Pourquoi êtes-vous resté à Besançon quand vous êtes passé professionnel en 1961 ?

Parce qu’il y avait pas mal de boxeurs au club avec lesquels je m’entraînais. Cela m’a motivé. Mes entraîneurs et managers étaient Ray Lucas et Jean Monnin. La boxe pro me convenait encore mieux, ne serait-ce que parce qu’il y avait plus de rounds. Cela augmentait d’autant mes chances. Plus le combat durait, plus cela m’allait car encore une fois, j’avais une très bonne condition physique. Tout en continuant de travailler comme tourneur sur métaux chez Bourgeois, il m’arrivait de boxer une fois par mois mais je n’ai jamais trouvé que cela faisait trop. En effet, plus vous affrontez d’adversaires différents, plus vous connaissez la boxe et plus vous vous sentez à l’aise. Moi ; j’étais vraiment motivé pour aller le plus haut possible.

« J’ai, bien sûr, eu du mal à arrêter »

Jean Josselin

Toujours-il que vous avez dû attendre votre trente-cinquième combat pour disputer votre premier championnat de France face à François Pavilla, que vous avez dominé aux points, le 8 novembre 1965, à Paris…

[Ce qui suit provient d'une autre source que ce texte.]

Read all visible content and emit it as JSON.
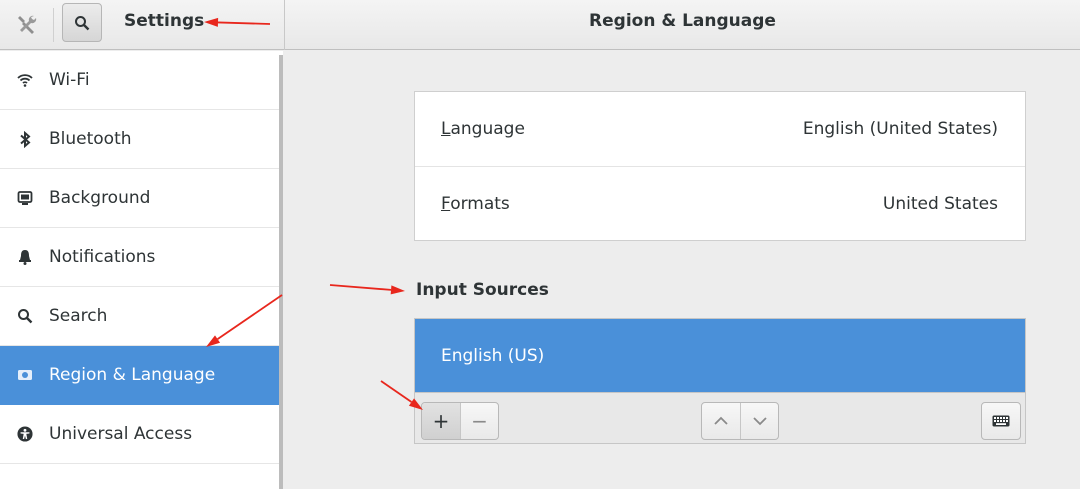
{
  "header": {
    "tools_icon": "tools-icon",
    "search_icon": "search-icon",
    "left_title": "Settings",
    "main_title": "Region & Language"
  },
  "sidebar": {
    "items": [
      {
        "label": "Wi-Fi",
        "icon": "wifi-icon",
        "selected": false
      },
      {
        "label": "Bluetooth",
        "icon": "bluetooth-icon",
        "selected": false
      },
      {
        "label": "Background",
        "icon": "background-icon",
        "selected": false
      },
      {
        "label": "Notifications",
        "icon": "bell-icon",
        "selected": false
      },
      {
        "label": "Search",
        "icon": "search-icon",
        "selected": false
      },
      {
        "label": "Region & Language",
        "icon": "region-icon",
        "selected": true
      },
      {
        "label": "Universal Access",
        "icon": "accessibility-icon",
        "selected": false
      }
    ]
  },
  "region": {
    "language_label": "Language",
    "language_mnemonic": "L",
    "language_rest": "anguage",
    "language_value": "English (United States)",
    "formats_label": "Formats",
    "formats_mnemonic": "F",
    "formats_rest": "ormats",
    "formats_value": "United States"
  },
  "input_sources": {
    "title": "Input Sources",
    "items": [
      {
        "label": "English (US)",
        "selected": true
      }
    ],
    "toolbar": {
      "add_label": "+",
      "remove_label": "−",
      "up_icon": "chevron-up-icon",
      "down_icon": "chevron-down-icon",
      "keyboard_icon": "keyboard-icon"
    }
  },
  "colors": {
    "accent": "#4a90d9",
    "annotation": "#e8271d"
  }
}
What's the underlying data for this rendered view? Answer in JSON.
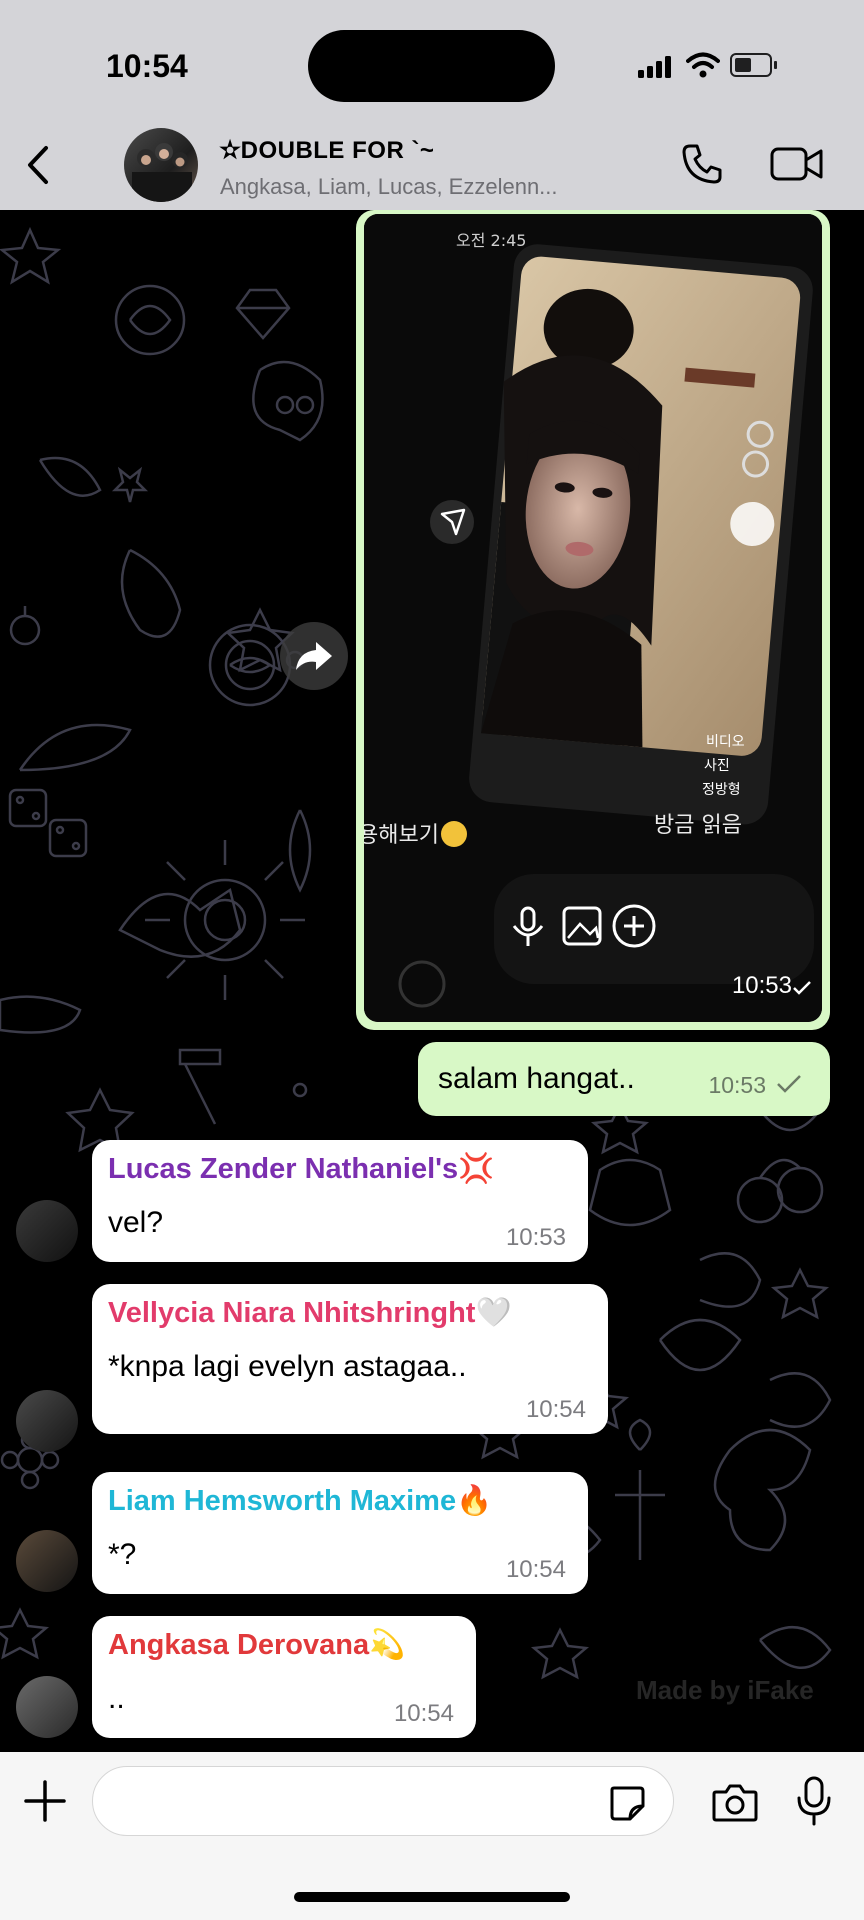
{
  "status_bar": {
    "time": "10:54"
  },
  "header": {
    "title": "✫DOUBLE FOR `~",
    "members": "Angkasa, Liam, Lucas, Ezzelenn..."
  },
  "photo_message": {
    "screen": {
      "clock": "오전 2:45",
      "read_receipt": "방금 읽음",
      "hint_text": "용해보기",
      "menu": [
        "비디오",
        "사진",
        "정방형"
      ]
    },
    "time": "10:53"
  },
  "outgoing": {
    "text": "salam hangat..",
    "time": "10:53"
  },
  "messages": [
    {
      "name": "Lucas Zender Nathaniel's💢",
      "name_color": "#7b2fb0",
      "text": "vel?",
      "time": "10:53"
    },
    {
      "name": "Vellycia Niara Nhitshringht🤍",
      "name_color": "#e23b6b",
      "text": "*knpa lagi evelyn astagaa..",
      "time": "10:54"
    },
    {
      "name": "Liam Hemsworth Maxime🔥",
      "name_color": "#1fb7d6",
      "text": "*?",
      "time": "10:54"
    },
    {
      "name": "Angkasa Derovana💫",
      "name_color": "#e1393b",
      "text": "..",
      "time": "10:54"
    }
  ],
  "watermark": "Made by iFake",
  "colors": {
    "bubble_out": "#d8f8c6",
    "bubble_in": "#ffffff",
    "bar": "#d4d4d8"
  },
  "icons": [
    "back-chevron-icon",
    "phone-icon",
    "video-camera-icon",
    "forward-icon",
    "plus-icon",
    "sticker-icon",
    "camera-icon",
    "microphone-icon"
  ]
}
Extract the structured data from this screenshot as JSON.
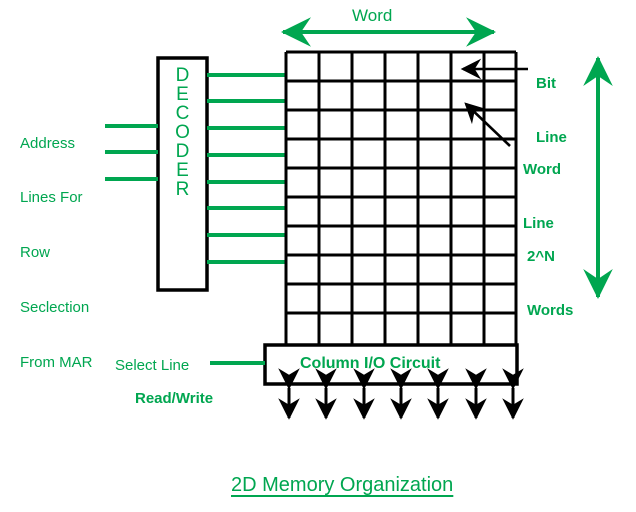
{
  "diagram": {
    "title": "2D Memory Organization",
    "colors": {
      "green": "#00a650",
      "black": "#000000",
      "background": "#ffffff"
    },
    "decoder": {
      "label": "DECODER",
      "letters": [
        "D",
        "E",
        "C",
        "O",
        "D",
        "E",
        "R"
      ],
      "input_line_count": 3,
      "output_line_count": 8
    },
    "address_label": {
      "lines": [
        "Address",
        "Lines For",
        "Row",
        "Seclection",
        "From MAR"
      ],
      "text": "Address Lines For Row Seclection From MAR"
    },
    "memory_array": {
      "columns": 7,
      "rows": 10,
      "top_label": "Word",
      "right_label_lines": [
        "2^N",
        "Words"
      ],
      "right_label": "2^N Words"
    },
    "callouts": {
      "bit_line": "Bit Line",
      "bit_line_lines": [
        "Bit",
        "Line"
      ],
      "word_line": "Word Line",
      "word_line_lines": [
        "Word",
        "Line"
      ]
    },
    "column_io": {
      "label": "Column I/O Circuit",
      "data_arrow_count": 7
    },
    "control_labels": {
      "select_line": "Select Line",
      "read_write": "Read/Write"
    }
  }
}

Oui. J’avais alors une bonne connaissance de la boxe car à cela, s’ajoutait aussi ma carrière en amateurs. J’ai fait un grand combat. J’ai été plus rapide que lui et je bougeais davantage sur le ring. C’est ce qui m’a permis de faire la différence. Ce titre m’a, bien sûr, fait plaisir mais je pensais à faire encore mieux, en l’occurrence, à disputer des championnats d’Europe et du monde.

Ce que vous avez fait en dominant le Gallois Brian Curvis pour le titre continental, le 25 avril 1966, toujours à Paris…

Il était très dur mais j’avais mes chances. Ce titre m’a fait du bien et m’a galvanisé. Quand on arrive à faire des choses comme ça, moralement, c’est extraordinaire. Au vu des adversaires que j’avais affrontés jusque-là, je pensais avoir le niveau et le potentiel pour être champion d’Europe.

Vous avez ensuite enchaîné par un championnat du monde, le 25 novembre 1966, à Dallas, contre l’Américain Curtis Cokes qui vous a dominé aux points, à l’unanimité des juges…

La décision était normale. Curtis Cokes était assez grand et difficile à boxer. Il m’a manqué un peu de tout pour l’emporter, notamment la rapidité gestuelle. Et puis il frappait pas mal. Si je voulais tenir la limite, il ne fallait pas non plus que je prenne trop de risques. Cependant, cette défaite ne m’a pas donné envie d’arrêter la boxe.

Puis vous êtes redevenu champion de France, en 1968, et d’Europe, en 1969, respectivement aux dépens de Lucien Fernandez et du Transalpin Silvano Bertini. Néanmoins, vous avez accumulé les défaites et les nuls lors de vos treize derniers combats…

J’ai, bien sûr, eu du mal à arrêter. J’espérais toujours avoir une chance. Après tous les combats que j’avais faits, j’étais, disons, pas mal secoué (sourire). Mais quand vous avez eu la chance d’avoir été un champion, vous tenez beaucoup à ce statut.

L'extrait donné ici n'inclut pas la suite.